Google has unveiled its first touchscreen enabled Chromebook; the Google Chromebook Pixel. We heard rumours of such a device and even saw a professional promotional video for it emerge a fortnight ago. Some sites such as ComputerWorld were very sceptical about the video’s authenticity but it seems like they were wrong. The device hasn’t only been announced tonight by Google, it is available to purchase right now on Google’s Play Store in the UK. It will also be available to buy in the UK’s PC World chain from tomorrow.
Looking now at the Google Chromebook Pixel specifications table it does seem like the information contained in the leaked video was correct. The feature highlight of the 4.3 million pixel touch screen with a resolution of 2560 x 1700 pixels is precise and correct. The pictures in the leaked video are definitely the same notebook.
According to a report in the WSJ Google designed and built the new notebook with help from a hardware partner in Taiwan. In the US there are two versions of the Pixel for sale costing $1,299 for a Wi-Fi-only version, and $1,449 for a version with additional built-in LTE wireless functionality. It seems like there is currently no cellular option in the UK Play Store. The wireless only model costs £1,049 in the UK.
Google Pixel Chromebook technical specifications
- Screen: 12.85-inch display with a 3:2 aspect ratio, 2560 x 1700, at 239 PPI, 400 nit screen, 178° extra-wide viewing angle, Gorilla Glass multi-touch screen
- Processor: Intel® Core™ i5 Processor (Dual Core 1.8GHz, SandyBridge), Intel® HD Graphics 4000 (Integrated)
- Memory: 4GB DDR3 RAM, 32GB SSD, 1TB Google Drive free for three years
- Ports: 2 x USB 2.0, mini display port, SD/MMC card reader
- Communications: headphone/microphone, speakers, Dual-band WiFi 802.11 a/b/g/n 2x2, Bluetooth 3.0, HD Webcam
- Battery: up to 5 hours active use (59 Wh)
- Construction: anodized aluminium alloy, touchpad is made from etched glass
- Dimensions: 297.7 x 224.6 x 16.2 mm, weighs 1.52Kg
Linus Upson, Vice President, Engineering at Google wrote on the official Chrome Blog “Today we’re excited to announce our newest laptop—the Chromebook Pixel—which brings together the best in hardware, software and design to inspire the next generation of Chromebooks. With the Pixel, we set out to rethink all elements of a computer in order to design the best laptop possible, especially for power users who have fully embraced the cloud.” He talked about the success and momentum that Chromebooks have started to enjoy. Apparently the Samsung Chromebook has been Amazon’s #1 best selling notebook since its launch 125 days ago. In the UK he pointed out that Chromebooks account for 10 per cent of all notebooks sold in Currys/PC World. We have also recently seen a new Chromebook from HP and rumours of Lenovo coming to the party.

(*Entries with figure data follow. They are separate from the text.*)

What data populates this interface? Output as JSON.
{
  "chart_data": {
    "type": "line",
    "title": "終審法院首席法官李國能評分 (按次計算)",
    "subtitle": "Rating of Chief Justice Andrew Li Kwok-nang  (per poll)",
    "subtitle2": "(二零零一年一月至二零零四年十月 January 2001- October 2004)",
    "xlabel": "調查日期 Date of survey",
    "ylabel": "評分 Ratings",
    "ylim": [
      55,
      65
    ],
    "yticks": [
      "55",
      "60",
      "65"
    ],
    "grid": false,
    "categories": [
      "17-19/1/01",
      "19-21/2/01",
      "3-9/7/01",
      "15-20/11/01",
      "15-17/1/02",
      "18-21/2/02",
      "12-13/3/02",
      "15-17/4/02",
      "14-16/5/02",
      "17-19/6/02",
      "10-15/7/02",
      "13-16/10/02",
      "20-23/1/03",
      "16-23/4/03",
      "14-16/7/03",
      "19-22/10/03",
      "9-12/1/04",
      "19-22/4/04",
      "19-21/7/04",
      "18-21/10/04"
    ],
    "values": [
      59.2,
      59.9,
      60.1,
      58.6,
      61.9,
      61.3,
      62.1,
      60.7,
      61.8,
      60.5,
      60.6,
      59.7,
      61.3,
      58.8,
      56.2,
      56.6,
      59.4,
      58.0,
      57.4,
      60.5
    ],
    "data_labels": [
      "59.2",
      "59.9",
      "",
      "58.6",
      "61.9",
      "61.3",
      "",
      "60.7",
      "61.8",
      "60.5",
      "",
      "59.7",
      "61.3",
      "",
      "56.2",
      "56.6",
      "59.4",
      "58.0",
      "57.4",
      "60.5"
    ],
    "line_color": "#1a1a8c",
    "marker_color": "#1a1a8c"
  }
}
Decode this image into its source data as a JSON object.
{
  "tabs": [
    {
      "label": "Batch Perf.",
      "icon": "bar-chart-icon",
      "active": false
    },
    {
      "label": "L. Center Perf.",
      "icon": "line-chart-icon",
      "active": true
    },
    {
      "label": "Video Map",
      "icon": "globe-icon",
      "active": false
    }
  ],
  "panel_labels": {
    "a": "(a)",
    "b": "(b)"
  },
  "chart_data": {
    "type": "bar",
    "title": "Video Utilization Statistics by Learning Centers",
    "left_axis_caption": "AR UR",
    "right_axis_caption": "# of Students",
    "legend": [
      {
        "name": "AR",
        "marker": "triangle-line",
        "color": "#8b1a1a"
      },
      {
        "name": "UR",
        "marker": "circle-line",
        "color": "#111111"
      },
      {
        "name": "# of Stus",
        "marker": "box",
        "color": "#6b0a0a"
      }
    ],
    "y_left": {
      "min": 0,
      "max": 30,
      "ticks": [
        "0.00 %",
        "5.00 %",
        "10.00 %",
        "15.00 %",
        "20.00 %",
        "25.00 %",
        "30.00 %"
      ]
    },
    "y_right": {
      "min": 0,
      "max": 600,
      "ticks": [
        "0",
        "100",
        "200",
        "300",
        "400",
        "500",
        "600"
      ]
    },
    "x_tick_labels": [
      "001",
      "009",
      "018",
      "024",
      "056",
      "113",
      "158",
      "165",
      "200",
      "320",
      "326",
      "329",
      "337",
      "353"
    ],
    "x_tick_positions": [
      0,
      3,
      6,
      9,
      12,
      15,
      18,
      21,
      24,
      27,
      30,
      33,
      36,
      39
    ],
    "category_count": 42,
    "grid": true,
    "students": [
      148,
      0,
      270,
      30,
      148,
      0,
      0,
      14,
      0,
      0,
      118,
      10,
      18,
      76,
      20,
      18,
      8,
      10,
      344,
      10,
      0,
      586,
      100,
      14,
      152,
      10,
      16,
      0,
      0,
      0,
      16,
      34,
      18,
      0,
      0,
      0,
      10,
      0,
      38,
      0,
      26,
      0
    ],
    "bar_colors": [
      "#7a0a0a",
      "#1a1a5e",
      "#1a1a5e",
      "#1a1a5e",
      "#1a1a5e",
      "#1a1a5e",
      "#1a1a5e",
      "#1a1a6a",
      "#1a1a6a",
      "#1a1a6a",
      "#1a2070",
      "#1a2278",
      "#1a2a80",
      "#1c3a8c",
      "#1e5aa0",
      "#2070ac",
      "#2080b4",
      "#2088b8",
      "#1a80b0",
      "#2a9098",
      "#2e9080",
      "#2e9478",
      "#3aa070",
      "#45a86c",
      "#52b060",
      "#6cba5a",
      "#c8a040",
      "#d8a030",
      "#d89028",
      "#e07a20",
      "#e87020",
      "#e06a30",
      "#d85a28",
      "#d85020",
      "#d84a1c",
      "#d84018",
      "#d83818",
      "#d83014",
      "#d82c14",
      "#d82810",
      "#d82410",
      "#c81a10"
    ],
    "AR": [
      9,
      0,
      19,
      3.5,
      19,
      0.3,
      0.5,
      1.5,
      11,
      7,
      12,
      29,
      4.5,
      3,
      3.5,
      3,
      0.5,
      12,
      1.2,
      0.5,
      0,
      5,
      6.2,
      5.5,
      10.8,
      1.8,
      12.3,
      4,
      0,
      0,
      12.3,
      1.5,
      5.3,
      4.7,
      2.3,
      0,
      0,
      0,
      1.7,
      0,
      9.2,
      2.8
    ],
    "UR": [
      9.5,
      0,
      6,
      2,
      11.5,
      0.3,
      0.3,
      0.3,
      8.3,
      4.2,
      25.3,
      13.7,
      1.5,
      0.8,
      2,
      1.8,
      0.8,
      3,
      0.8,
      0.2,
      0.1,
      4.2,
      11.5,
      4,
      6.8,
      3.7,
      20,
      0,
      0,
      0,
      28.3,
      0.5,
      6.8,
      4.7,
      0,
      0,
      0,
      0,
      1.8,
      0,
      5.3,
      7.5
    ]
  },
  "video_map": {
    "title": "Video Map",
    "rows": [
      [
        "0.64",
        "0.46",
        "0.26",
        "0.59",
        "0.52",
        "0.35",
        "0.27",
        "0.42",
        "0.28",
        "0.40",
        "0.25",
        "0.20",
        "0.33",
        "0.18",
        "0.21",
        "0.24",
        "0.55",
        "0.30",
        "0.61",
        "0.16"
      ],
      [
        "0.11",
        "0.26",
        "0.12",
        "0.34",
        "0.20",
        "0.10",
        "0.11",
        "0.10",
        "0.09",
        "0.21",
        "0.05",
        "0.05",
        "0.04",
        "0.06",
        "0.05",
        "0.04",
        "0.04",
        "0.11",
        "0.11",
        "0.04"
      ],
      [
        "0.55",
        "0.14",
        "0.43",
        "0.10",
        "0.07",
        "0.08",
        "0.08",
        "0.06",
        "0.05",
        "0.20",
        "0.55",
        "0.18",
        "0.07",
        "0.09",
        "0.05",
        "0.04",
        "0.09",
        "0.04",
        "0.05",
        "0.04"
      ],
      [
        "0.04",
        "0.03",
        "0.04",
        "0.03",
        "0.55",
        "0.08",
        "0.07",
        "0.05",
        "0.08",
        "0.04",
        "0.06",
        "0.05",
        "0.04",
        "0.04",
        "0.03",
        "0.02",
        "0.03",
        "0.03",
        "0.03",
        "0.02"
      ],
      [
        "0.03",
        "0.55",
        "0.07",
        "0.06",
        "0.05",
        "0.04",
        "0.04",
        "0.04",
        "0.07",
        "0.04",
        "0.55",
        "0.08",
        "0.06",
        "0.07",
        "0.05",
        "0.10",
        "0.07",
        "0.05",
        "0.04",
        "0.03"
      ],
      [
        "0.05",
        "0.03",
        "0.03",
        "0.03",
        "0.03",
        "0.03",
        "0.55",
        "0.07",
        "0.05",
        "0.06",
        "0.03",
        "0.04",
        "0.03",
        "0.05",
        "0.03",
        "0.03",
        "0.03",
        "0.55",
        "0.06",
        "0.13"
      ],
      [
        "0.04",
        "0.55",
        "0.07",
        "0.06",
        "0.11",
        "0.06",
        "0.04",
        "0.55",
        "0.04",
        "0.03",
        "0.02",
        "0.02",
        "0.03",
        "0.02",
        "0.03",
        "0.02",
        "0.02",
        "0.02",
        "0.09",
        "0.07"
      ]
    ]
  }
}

The Chromebook Pixel is the next step in the progress of Chrome. Linus Upson turned his attention to the hardware which will drive the platform forward. He boasted about the screen being the “highest pixel density (239 pixels per inch) of any laptop screen on the market today”. This screen, combined with the touch facility, is supposed to make the new notebook “simple and intuitive to do things like organize tabs, swipe through apps and edit photos”. He wrapped up by reminding us that “all of your favorite Google products like Search, Gmail, YouTube, Maps and Google+ Hangouts are integrated and just a click away” also the system boots up in seconds, and requires “almost zero setup and maintenance”.
At a press event in San Francisco to mark the launch of the new Google Chromebook Pixel, Google VP Sundar Pichai took time to talk about the new product and answer some questions. Talking about the huge departure in pricing compared to the other Chromebooks on offer Pichai said “We also wanted to design something very premium for power users – people who spend money on their laptops”. He added that the new Google computer “stands up very well against a MacBook Air”. If anyone ever wants to justify premium prices its common practice to point at Apple.
Pichai was asked, with touchscreens coming to Chrome, how will this impact Android, are the systems competing with each other? The answer quoted by the WSJ wasn’t very clear or satisfactory, it reports that Pichai said “you'll see some overlap” between the systems and Google “views these as choices for users” while both systems will promote Google services.
What do readers think of the new Google Chromebook Pixel, its features and its price?